With the death of long-time Supreme Court justice Ruth Bader Ginsburg, the battle over her replacement begins. At least the public battle. Have no fear, folks on both sides of the political aisle have long been considering how this would go down, and her unfortunate failing health in the last year only accelerated those back room discussions. But now that she’s gone, you and I begin to be privy to the battle over her replacement.

The battle is accentuated because Ginsburg was noted for her steadfast ideological concerns over issues of reproductive health and gender. It’s unfortunate that the career of anyone should be boiled down to issues that probably occupied a relatively small percentage of her 27-year tenure, but there it is. Those who share her ideological views are adamant that her successor must embody those same ideological views and carry on her legacy. Those who disagree with her ideology see an opportunity to create long-lasting change in the Supreme Court.

Obviously, this disagreement is going to cause problems.

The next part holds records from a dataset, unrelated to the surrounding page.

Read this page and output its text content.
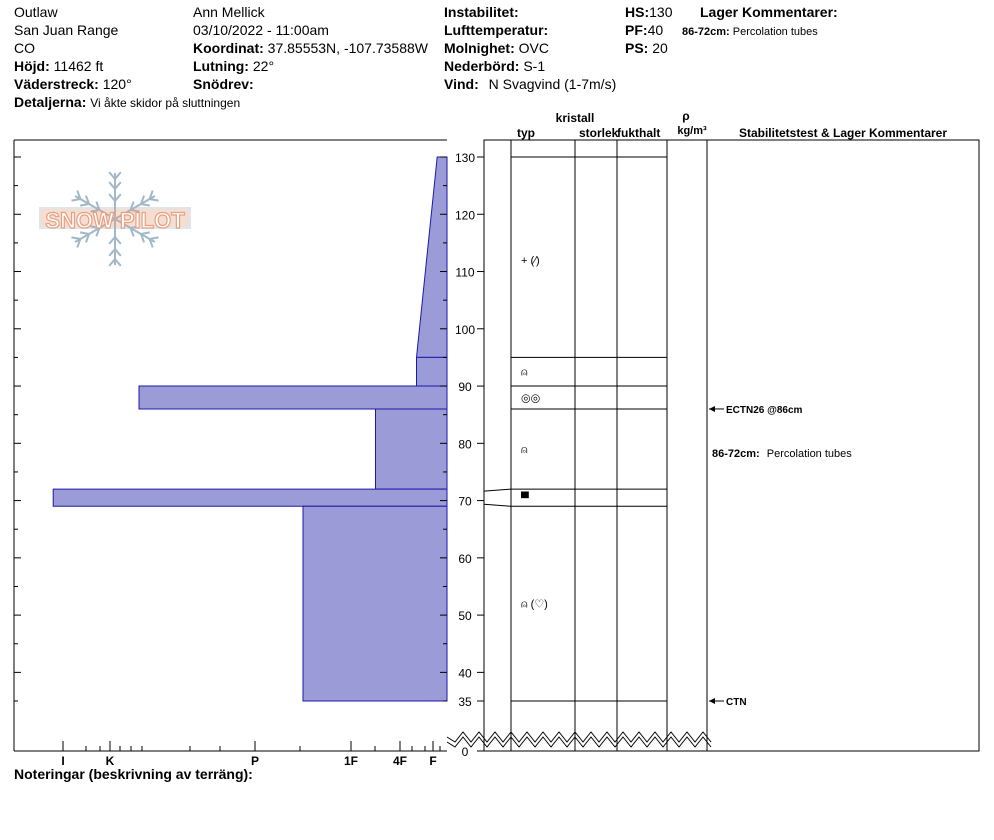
Outlaw
San Juan Range
CO
Höjd: 11462 ft
Väderstreck: 120°
Detaljerna: Vi åkte skidor på sluttningen
Ann Mellick
03/10/2022 - 11:00am
Koordinat: 37.85553N, -107.73588W
Lutning: 22°
Snödrev:
Instabilitet:
Lufttemperatur:
Molnighet: OVC
Nederbörd: S-1
Vind: N Svagvind (1-7m/s)
HS:130
PF:40
PS: 20
Lager Kommentarer:
86-72cm: Percolation tubes
Noteringar (beskrivning av terräng):
SNOW PILOT
130
120
110
100
90
80
70
60
50
40
35
0
I	K	P	1F	4F F
+ (⁄)
⍝
◎◎
⍝
▀
⍝ (♡)
ECTN26 @86cm
CTN
kristall
typ	storlek
fukthalt
ρ
kg/m³	Stabilitetstest & Lager Kommentarer
86-72cm: Percolation tubes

And the problems have already begun. Prominent liberals are already threating violence if RBG’s seat is filled by the Republican controlled Senate and Oval Office prior to the election (and before the possibility of a shift in control to the Democrats of one or both branches of government).

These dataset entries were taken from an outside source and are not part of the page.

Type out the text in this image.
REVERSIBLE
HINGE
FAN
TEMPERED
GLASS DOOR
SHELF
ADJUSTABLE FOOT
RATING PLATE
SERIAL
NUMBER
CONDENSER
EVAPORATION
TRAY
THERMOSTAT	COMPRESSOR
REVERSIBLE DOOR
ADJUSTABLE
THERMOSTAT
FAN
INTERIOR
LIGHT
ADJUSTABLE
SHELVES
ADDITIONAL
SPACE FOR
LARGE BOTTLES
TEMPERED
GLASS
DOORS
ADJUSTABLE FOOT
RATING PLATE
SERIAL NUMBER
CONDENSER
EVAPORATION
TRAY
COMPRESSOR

Speaking of government and branches. Y’all remember your basic civics lessons, right? The division of our government into three different branches – Executive, Legislative and Judicial? Checks and balances, to ensure that no one person or group gains to great control over things? And as part of this checks and balances system, Supreme Court vacancies are filled by Presidential appointment with Senate approval (a process some have humorously expanded)?

It’s all about balance, presumably. And the funny thing about balance is that it’s rarely a matter of stasis. Like driver’s education used to teach, staying between the lane markers requires constant adjustments, which means at any given point in time you might be straying a bit to the left or a bit to the right, but through constant corrections you hopefully stay in your own lane and don’t go veering off the road. Or into someone else.

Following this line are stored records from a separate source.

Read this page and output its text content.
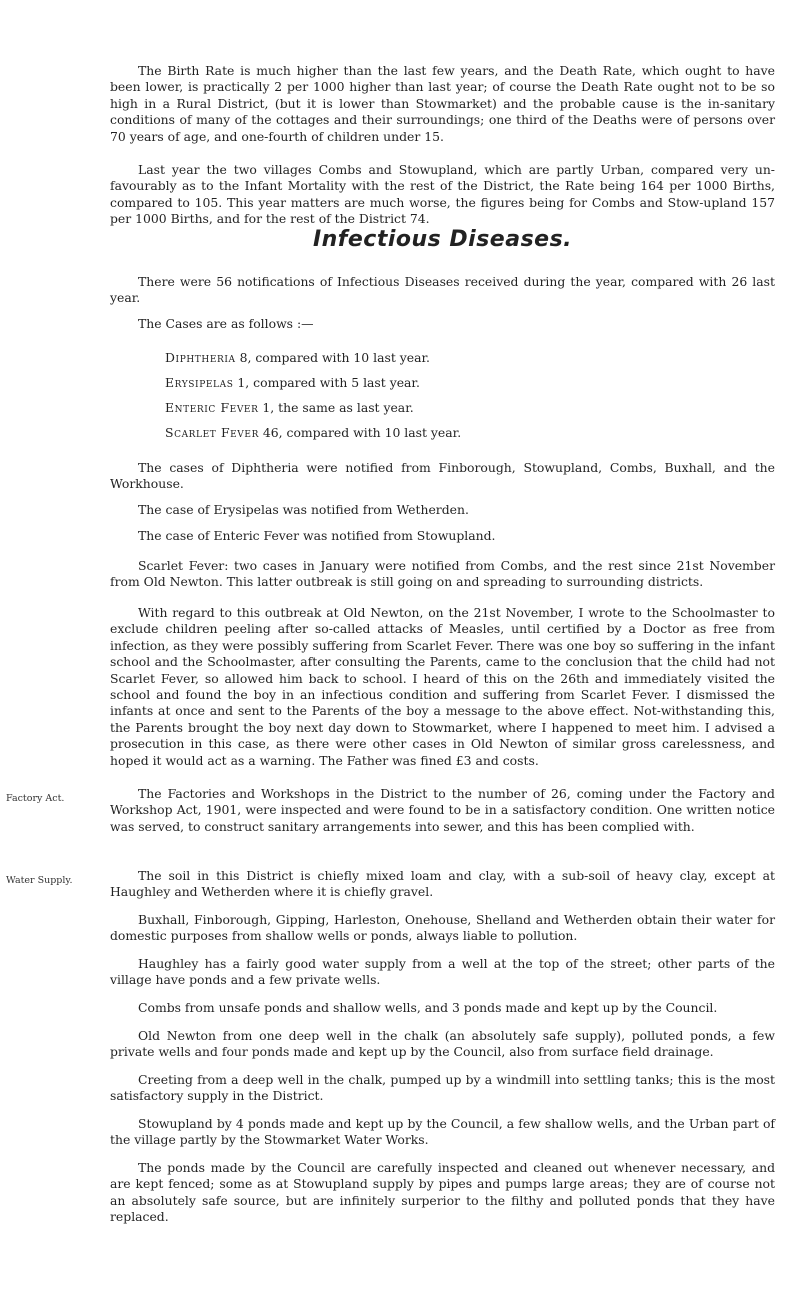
The Birth Rate is much higher than the last few years, and the Death Rate, which ought to have been lower, is practically 2 per 1000 higher than last year; of course the Death Rate ought not to be so high in a Rural District, (but it is lower than Stowmarket) and the probable cause is the in-sanitary conditions of many of the cottages and their surroundings; one third of the Deaths were of persons over 70 years of age, and one-fourth of children under 15.

Last year the two villages Combs and Stowupland, which are partly Urban, compared very un-favourably as to the Infant Mortality with the rest of the District, the Rate being 164 per 1000 Births, compared to 105. This year matters are much worse, the figures being for Combs and Stow-upland 157 per 1000 Births, and for the rest of the District 74.

Infectious Diseases.

There were 56 notifications of Infectious Diseases received during the year, compared with 26 last year.

The Cases are as follows :—

Diphtheria 8, compared with 10 last year.
Erysipelas 1, compared with 5 last year.
Enteric Fever 1, the same as last year.
Scarlet Fever 46, compared with 10 last year.

The cases of Diphtheria were notified from Finborough, Stowupland, Combs, Buxhall, and the Workhouse.

The case of Erysipelas was notified from Wetherden.

The case of Enteric Fever was notified from Stowupland.

Scarlet Fever: two cases in January were notified from Combs, and the rest since 21st November from Old Newton. This latter outbreak is still going on and spreading to surrounding districts.

With regard to this outbreak at Old Newton, on the 21st November, I wrote to the Schoolmaster to exclude children peeling after so-called attacks of Measles, until certified by a Doctor as free from infection, as they were possibly suffering from Scarlet Fever. There was one boy so suffering in the infant school and the Schoolmaster, after consulting the Parents, came to the conclusion that the child had not Scarlet Fever, so allowed him back to school. I heard of this on the 26th and immediately visited the school and found the boy in an infectious condition and suffering from Scarlet Fever. I dismissed the infants at once and sent to the Parents of the boy a message to the above effect. Not-withstanding this, the Parents brought the boy next day down to Stowmarket, where I happened to meet him. I advised a prosecution in this case, as there were other cases in Old Newton of similar gross carelessness, and hoped it would act as a warning. The Father was fined £3 and costs.

Factory Act.	The Factories and Workshops in the District to the number of 26, coming under the Factory and Workshop Act, 1901, were inspected and were found to be in a satisfactory condition. One written notice was served, to construct sanitary arrangements into sewer, and this has been complied with.

Water Supply.	The soil in this District is chiefly mixed loam and clay, with a sub-soil of heavy clay, except at Haughley and Wetherden where it is chiefly gravel.

Buxhall, Finborough, Gipping, Harleston, Onehouse, Shelland and Wetherden obtain their water for domestic purposes from shallow wells or ponds, always liable to pollution.

Haughley has a fairly good water supply from a well at the top of the street; other parts of the village have ponds and a few private wells.

Combs from unsafe ponds and shallow wells, and 3 ponds made and kept up by the Council.

Old Newton from one deep well in the chalk (an absolutely safe supply), polluted ponds, a few private wells and four ponds made and kept up by the Council, also from surface field drainage.

Creeting from a deep well in the chalk, pumped up by a windmill into settling tanks; this is the most satisfactory supply in the District.

Stowupland by 4 ponds made and kept up by the Council, a few shallow wells, and the Urban part of the village partly by the Stowmarket Water Works.

The ponds made by the Council are carefully inspected and cleaned out whenever necessary, and are kept fenced; some as at Stowupland supply by pipes and pumps large areas; they are of course not an absolutely safe source, but are infinitely surperior to the filthy and polluted ponds that they have replaced.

Ginsburg apparently forgot this concept when she allowed herself to disparage the process of checks and balances and judicial appointments. And both she and her supporters conveniently forget (and the media certainly isn’t going to help us with a pertinent history lesson) that Ginsburg replaced someone else, a Supreme Court justice by the name of Byron White. White was appointed to the Supreme Court by John F. Kennedy. White cast a dissenting vote in Roe v. Wade, meaning he voted against legalizing abortion. He also voted not only to outlaw capital punishment but to reinstate it under allegedly better legal conditions.

So Ginsburg herself hardly carried on the ideological bent of her predecessor. I’m sure if someone had suggested to her at any point in her career that her duty was to carry on the ideological leanings of a particular predecessor, she would have dismissed the idea as ludicrous and odious. It’s unfortunate if she really did express a desire that the process should be short-circuited intentionally, and that others would take the opinion or wish of any single person, no matter how beloved, as a pretext for a call to violence on a national level.

Supreme Court appointments are usually passionate affairs, at least in the last 40 years. The decisions have long-term effects on judicial rulings that impact law on a national level. It’s right that people want to see someone they agree with given the honor of serving in this capacity. But it’s unconscionable that anyone would advocate violence or a deliberate disrespect of the mechanisms that protect all of us by rule of law. Our elected legislators are quite good at utilizing or inventing all manner of mechanisms to sway things in their preferred direction, and there has only been one Supreme Court Justice nominated to the position in an election year (early in 1988, rather than a month or two before the election). But to call for violence, as though the law of the land has now become mob rule or might-makes-right is a sign of just how dangerous our current cultural and societal situation is.

And a sign of how important the law has become – or not become – whether at the Supreme Court level or otherwise.